Раздражение, которое вызывал у меня Аркадий Михайлович, теперь угасло. Я видел перед собой уже стареющего мужчину, с грубым и честным лицом. Взволнованного не за себя, а за Анну. Оберегающего ее покой.
— Не знаю, — сказал я.
— Не надо. Можете думать обо мне все, что вам угодно. Так много горя было у Ани. Зачем вам нужно видеть ее, напоминать обо всем этом опять? — Он прищурил покрасневшие глаза и, верно, досадуя на себя за слабость, тряхнул головой. — Я люблю Анну. Я понял все, что вы хотели сказать. Но она… Нужно ли…
Он все не мог найти нужного слова. Эта пауза была трудной для нас обоих.
— Анна скоро придет, Аркадий Михайлович?
— С минуты на минуту.
— Вы скажете Андрейке, чтобы он молчал?
— Андрюха любит мать. Он все поймет.
В передней Аркадий Михайлович помог мне одеться. Мы опять пожали друг другу руки.
На лестнице, как всегда весной, пахло сыростью. Перила были влажными.
Я спускался вниз и все не мог решить, правильно ли я делаю, что ухожу, не повидав Анну.
Наверху зачастили шаги. Кто-то быстро бежал по ступенькам и шумно спрыгивал на площадки. Это был Андрейка. Он догнал меня уже в подъезде. Пальто на нем было не застегнуто, кепка зажата в руке.

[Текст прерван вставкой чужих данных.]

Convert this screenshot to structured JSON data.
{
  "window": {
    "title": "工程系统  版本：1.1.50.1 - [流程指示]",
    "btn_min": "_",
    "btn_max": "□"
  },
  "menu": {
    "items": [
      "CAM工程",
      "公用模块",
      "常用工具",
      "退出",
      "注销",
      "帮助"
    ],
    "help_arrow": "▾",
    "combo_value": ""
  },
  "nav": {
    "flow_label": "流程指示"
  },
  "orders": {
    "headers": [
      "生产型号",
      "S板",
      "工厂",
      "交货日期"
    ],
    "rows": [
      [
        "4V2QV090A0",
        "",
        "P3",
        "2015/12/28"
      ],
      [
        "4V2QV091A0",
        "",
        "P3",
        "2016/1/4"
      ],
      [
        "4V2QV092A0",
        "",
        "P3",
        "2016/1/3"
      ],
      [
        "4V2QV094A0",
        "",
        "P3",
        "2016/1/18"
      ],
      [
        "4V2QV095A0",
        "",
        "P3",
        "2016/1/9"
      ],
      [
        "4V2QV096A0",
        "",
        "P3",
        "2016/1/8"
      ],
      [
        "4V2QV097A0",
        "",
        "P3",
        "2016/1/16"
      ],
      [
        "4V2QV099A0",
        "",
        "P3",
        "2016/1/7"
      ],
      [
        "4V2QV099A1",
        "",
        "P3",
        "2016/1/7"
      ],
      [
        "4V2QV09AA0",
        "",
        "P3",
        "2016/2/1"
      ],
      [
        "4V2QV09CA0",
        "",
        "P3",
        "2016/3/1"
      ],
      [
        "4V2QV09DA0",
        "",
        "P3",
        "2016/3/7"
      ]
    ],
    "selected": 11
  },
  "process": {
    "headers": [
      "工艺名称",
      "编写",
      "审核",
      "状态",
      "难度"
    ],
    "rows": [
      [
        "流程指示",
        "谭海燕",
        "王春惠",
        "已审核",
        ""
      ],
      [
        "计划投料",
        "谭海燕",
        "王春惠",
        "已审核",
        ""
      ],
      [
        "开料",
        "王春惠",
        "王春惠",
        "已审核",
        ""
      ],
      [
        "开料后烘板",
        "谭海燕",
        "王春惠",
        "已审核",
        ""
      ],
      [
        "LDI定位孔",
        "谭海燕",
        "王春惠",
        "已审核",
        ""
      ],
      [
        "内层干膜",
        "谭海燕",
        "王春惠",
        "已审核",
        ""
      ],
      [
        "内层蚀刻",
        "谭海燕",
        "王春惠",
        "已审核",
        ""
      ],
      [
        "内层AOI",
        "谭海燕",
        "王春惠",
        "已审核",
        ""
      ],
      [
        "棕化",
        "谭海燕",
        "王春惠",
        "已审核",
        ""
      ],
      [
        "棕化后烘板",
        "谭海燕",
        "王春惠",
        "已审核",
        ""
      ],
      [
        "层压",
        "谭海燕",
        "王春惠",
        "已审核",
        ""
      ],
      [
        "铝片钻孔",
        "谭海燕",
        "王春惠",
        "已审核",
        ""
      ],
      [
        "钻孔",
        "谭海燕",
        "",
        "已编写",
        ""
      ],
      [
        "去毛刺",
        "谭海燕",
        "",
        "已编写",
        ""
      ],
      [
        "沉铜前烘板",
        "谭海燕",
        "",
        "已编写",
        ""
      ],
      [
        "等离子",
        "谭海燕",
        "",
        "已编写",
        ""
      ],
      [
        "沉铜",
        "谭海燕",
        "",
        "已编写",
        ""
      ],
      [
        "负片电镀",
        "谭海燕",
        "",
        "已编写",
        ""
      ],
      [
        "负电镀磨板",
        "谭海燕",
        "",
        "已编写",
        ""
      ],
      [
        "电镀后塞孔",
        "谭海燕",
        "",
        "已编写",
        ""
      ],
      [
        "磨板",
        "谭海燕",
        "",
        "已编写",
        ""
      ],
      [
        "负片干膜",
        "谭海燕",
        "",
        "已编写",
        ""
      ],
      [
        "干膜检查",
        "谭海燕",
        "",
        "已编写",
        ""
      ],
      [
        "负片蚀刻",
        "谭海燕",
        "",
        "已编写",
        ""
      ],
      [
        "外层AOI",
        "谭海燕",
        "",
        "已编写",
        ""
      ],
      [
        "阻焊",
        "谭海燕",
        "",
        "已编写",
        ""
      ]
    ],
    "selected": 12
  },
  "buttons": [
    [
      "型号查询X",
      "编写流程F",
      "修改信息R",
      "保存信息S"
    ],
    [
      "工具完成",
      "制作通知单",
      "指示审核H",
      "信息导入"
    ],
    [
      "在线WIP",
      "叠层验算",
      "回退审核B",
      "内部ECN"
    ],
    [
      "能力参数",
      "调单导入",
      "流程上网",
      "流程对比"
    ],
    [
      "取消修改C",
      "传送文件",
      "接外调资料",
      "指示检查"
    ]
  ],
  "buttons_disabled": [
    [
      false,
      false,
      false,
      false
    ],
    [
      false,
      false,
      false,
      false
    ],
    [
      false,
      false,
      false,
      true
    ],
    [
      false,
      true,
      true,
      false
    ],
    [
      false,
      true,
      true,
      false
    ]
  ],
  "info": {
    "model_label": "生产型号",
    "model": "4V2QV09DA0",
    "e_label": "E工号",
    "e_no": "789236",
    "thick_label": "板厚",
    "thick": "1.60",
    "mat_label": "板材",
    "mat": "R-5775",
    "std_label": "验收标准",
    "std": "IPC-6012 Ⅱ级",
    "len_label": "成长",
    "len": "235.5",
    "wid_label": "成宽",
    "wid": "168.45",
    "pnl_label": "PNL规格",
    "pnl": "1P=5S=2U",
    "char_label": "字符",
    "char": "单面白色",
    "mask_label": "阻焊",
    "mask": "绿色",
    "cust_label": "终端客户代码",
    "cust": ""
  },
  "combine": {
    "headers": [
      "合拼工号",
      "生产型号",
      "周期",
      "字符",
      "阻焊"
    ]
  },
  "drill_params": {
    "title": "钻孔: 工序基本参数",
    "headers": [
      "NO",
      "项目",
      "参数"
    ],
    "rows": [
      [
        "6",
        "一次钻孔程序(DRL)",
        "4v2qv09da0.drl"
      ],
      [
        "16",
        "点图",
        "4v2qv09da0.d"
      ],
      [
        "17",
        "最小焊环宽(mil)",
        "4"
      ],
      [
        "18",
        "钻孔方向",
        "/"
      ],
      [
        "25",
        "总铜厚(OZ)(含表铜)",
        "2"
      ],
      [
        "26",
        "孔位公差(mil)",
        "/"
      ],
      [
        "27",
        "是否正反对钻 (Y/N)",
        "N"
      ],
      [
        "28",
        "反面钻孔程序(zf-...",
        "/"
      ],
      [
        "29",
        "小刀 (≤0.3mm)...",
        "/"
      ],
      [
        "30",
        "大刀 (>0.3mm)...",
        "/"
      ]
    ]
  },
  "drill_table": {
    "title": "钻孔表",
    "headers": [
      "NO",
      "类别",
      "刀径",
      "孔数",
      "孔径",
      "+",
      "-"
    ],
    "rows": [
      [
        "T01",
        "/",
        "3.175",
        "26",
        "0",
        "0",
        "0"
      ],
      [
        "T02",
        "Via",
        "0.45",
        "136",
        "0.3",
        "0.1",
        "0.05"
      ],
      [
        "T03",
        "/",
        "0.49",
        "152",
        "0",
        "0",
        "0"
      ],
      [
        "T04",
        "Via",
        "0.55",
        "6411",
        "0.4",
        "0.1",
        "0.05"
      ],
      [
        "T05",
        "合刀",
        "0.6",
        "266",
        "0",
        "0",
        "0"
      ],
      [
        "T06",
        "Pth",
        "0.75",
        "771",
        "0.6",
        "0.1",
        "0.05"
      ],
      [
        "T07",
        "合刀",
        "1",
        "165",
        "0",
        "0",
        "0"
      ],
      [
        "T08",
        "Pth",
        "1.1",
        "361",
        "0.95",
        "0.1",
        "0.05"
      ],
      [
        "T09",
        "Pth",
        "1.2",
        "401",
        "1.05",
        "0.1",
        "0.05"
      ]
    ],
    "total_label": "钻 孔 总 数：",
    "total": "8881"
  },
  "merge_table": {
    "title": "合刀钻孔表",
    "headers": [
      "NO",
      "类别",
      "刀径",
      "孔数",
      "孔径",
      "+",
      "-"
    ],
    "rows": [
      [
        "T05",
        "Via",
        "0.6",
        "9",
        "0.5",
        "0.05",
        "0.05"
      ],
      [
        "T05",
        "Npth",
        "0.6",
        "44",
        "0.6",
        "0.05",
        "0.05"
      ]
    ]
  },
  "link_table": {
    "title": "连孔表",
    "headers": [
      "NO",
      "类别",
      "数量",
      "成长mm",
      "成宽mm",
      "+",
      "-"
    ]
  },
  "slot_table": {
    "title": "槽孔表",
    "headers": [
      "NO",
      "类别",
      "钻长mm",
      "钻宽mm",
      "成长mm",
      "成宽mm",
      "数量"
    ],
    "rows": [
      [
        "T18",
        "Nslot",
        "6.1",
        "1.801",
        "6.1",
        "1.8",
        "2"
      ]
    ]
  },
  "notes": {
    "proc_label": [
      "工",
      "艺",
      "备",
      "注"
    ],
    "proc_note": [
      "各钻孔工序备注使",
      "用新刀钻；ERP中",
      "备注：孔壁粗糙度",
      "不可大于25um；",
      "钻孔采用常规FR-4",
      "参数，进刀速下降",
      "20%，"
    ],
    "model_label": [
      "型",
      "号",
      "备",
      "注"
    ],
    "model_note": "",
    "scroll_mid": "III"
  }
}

— Дядя Федя, обождите! — Он запыхался и часто облизывал губы. — Я слышал все… Я провожу вас, можно?
— Конечно, идем… Андрей.
Темнело. Людей на улицах было мало. В окнах зданий зажигались первые огни.
Я сказал Андрейке, что очень боялся идти к ним. Боялся, что они совсем забыли отца. Но, кажется, это не так. Правда, мне непонятно, почему он, Андрейка, ничего не спрашивал у меня о нем.
— Ты можешь объяснить это?
— Мама теперь плачет редко, — не отвечая на вопрос, сказал Андрейка. Он надел кепку. Потом снял опять. — А когда она говорит, что ей очень грустно, я хожу с ней вместе гулять. Просто так. По улицам. И ей от этого лучше. И мама говорит, что очень хорошо то, что я есть. То есть, что я родился. Понимаете?